Q.
国や資本構成の異なる企業どうしを比較するとき、EBITDA が便利だとされる理由として最も適切なものはどれか。
解説まとめ
正解は B です。EBITDA は利息・税を差し引く前の利益なので、借入の多さ(資本構成)や国ごとの税制の違いに左右されにくい数字です。そのため、財務構造や税率の異なる企業どうしを、本業の稼ぐ力という土俵で比べやすくなります。
ポイント
この問題の核心は、EBITDA が「利息・税の前」であることが比較可能性を高める点です。借入が多い会社は利息が、税率の高い国の会社は税が利益を押し下げますが、EBITDA はそれらの前なので影響を中和します。これが国際比較やM&Aで重宝される理由です。
ワンポイントアドバイス
海外企業や財務体質の違う会社を比べるときは、当期純利益だけでなく EBITDA も並べてみましょう。利息や税の影響を取り除いた本業の力で比較でき、見え方が変わることがあります。比較の軸を一つEBITDAに置くと、財務構造の違いに惑わされにくくなります。
解説詳細
利息・税の前だから差を中和できる
当期純利益は、借入に対する利息や、その国の税制による税負担を差し引いた後の数字です。
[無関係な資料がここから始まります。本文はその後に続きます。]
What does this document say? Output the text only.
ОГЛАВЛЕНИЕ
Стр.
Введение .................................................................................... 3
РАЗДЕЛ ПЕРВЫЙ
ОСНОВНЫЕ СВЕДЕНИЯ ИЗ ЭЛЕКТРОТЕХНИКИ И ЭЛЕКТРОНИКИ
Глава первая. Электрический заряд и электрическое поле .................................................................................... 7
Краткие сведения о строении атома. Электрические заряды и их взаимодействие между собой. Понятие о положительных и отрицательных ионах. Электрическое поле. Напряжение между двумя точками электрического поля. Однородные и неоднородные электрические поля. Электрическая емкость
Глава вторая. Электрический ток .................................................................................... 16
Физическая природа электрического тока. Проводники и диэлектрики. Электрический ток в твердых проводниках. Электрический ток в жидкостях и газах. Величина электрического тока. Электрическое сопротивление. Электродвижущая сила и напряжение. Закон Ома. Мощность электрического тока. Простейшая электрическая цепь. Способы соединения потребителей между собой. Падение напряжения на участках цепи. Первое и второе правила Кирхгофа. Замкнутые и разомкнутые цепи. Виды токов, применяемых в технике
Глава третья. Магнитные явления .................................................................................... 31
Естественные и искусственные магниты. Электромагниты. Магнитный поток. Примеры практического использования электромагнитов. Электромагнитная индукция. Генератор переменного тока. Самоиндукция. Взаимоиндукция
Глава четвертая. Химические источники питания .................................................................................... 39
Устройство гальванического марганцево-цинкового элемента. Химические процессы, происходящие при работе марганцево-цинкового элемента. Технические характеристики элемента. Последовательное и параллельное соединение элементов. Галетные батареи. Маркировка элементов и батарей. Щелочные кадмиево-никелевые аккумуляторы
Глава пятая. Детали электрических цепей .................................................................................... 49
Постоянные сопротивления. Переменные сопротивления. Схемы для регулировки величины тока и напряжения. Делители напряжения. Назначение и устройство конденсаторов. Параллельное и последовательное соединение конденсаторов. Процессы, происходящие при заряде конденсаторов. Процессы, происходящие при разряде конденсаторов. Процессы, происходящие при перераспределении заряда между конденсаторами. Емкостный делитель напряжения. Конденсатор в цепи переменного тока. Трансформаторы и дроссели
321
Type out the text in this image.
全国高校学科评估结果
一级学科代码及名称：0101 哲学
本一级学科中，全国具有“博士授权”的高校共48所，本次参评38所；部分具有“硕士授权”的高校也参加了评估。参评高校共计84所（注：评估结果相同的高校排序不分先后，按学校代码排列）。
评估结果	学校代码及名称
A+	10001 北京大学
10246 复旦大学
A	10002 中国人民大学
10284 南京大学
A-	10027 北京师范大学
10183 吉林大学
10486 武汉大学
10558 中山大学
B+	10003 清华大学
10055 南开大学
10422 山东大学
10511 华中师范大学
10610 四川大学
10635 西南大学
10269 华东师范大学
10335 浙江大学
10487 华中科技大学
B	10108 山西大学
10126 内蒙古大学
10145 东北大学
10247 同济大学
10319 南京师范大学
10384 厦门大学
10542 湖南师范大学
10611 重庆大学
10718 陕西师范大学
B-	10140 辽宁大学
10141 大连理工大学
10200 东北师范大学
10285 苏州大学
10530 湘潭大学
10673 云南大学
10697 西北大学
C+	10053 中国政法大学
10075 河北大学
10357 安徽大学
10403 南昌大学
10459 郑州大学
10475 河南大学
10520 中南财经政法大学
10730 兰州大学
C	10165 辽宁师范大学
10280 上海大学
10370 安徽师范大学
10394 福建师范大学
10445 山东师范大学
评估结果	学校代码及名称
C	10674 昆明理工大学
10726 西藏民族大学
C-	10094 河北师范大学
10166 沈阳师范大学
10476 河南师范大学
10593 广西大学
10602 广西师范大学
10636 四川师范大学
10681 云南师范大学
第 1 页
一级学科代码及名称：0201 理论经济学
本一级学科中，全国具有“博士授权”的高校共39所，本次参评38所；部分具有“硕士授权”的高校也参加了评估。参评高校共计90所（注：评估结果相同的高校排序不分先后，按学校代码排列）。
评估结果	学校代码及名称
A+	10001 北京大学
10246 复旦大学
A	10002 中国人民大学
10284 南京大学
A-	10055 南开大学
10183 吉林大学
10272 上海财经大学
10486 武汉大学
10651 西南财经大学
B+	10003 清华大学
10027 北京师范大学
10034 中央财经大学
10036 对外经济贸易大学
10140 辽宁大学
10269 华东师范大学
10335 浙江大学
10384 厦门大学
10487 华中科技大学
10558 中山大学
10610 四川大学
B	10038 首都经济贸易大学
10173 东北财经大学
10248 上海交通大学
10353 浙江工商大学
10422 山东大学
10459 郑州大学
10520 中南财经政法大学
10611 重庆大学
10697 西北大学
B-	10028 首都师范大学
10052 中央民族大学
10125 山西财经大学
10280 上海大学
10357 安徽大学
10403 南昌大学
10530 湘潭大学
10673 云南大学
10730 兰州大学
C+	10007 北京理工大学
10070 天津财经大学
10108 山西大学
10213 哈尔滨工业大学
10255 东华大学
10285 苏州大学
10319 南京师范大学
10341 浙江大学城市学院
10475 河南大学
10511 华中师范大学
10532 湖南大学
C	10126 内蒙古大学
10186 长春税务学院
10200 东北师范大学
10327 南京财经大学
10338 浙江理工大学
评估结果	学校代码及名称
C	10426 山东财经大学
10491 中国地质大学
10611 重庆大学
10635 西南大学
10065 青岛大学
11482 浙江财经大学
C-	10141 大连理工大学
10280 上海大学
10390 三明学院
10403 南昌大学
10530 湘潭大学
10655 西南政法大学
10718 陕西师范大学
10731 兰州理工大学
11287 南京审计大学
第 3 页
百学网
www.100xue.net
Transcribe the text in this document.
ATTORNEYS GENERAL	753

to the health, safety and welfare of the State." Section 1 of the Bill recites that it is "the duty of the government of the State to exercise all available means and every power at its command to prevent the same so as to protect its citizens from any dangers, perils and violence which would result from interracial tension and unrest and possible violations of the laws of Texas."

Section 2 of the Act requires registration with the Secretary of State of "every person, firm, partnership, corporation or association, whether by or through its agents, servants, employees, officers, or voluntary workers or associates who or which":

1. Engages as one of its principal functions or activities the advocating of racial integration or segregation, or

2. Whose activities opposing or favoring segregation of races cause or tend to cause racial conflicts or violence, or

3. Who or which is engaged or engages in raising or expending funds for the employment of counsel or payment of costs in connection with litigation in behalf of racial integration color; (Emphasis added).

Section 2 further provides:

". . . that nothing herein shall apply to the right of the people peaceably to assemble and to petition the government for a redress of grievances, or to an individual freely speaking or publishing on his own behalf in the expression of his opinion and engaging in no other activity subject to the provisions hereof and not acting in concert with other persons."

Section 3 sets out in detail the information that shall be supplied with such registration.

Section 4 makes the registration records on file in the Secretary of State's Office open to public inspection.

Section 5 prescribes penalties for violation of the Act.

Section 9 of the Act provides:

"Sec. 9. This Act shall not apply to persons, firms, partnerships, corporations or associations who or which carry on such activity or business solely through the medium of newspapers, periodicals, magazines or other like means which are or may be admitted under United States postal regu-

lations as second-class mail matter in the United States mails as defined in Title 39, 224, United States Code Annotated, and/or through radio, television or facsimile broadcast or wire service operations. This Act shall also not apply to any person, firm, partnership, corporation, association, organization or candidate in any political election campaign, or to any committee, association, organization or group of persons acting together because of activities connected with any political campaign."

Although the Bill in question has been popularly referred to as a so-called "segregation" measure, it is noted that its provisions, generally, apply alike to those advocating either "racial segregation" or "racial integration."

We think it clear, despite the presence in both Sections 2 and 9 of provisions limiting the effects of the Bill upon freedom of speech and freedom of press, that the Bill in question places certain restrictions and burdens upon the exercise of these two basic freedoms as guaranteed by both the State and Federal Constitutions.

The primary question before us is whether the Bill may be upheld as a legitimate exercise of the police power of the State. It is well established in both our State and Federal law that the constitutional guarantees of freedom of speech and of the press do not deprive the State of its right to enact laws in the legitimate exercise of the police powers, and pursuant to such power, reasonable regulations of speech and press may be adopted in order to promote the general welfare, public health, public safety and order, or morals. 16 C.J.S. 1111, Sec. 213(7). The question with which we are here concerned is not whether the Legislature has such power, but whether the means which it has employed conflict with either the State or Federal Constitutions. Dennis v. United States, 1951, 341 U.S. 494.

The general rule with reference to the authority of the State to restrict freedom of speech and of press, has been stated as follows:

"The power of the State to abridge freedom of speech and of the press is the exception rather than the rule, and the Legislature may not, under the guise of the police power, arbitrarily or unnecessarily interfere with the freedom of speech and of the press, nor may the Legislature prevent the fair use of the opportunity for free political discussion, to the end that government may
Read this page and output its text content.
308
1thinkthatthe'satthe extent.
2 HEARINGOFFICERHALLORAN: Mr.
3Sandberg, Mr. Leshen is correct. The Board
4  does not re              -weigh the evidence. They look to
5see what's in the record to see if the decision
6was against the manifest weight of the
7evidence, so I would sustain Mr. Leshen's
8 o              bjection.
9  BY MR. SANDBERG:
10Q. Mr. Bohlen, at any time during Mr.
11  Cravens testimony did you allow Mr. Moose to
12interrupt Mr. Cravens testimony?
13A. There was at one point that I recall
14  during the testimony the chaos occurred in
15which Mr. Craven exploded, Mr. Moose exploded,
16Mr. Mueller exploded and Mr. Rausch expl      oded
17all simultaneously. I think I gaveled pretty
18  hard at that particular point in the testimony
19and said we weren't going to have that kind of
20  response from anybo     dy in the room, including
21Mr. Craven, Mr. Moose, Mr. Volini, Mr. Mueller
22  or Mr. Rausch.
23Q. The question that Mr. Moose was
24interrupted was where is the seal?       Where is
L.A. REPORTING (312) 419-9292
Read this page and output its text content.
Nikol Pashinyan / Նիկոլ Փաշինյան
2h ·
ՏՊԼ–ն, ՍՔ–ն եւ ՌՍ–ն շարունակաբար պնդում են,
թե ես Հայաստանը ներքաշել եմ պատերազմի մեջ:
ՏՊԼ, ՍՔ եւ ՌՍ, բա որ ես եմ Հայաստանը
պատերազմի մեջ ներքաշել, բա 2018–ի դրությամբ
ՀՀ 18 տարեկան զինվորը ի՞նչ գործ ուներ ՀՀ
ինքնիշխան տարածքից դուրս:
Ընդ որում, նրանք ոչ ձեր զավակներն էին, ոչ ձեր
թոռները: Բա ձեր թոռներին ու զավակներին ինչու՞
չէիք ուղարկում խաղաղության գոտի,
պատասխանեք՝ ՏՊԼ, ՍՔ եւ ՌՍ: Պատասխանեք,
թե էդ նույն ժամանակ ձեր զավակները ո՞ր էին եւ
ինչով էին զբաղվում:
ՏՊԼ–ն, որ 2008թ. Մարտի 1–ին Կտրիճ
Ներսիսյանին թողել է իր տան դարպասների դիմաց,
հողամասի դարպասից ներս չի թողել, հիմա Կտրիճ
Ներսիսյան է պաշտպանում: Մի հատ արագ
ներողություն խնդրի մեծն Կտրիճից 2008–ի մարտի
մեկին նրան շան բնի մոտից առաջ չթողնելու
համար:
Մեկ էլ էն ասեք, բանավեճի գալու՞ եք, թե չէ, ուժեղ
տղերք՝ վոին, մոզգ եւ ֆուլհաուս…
そのため、同じ本業の力を持っていても、借入の多い会社や税率の高い国の会社は利益が小さく見えます。EBITDA は利息・税を差し引く前の段階なので、こうした資本構成や税制の違いの影響を受けにくく、本業の稼ぐ力そのもので企業を比較しやすくなります。
ほかの選択肢が誤りである理由
A の配当方針は利益の分配の話で、EBITDA は配当の影響を取り込む指標ではありません。C は売上規模の順位づけを挙げていますが、EBITDA は利益指標であって売上の大小を比べるものではありません。D は「将来を確実に予測できる」としていますが、EBITDA は実績の近似であり将来を保証しません。利息・税の前という性質を挙げた B が正解です。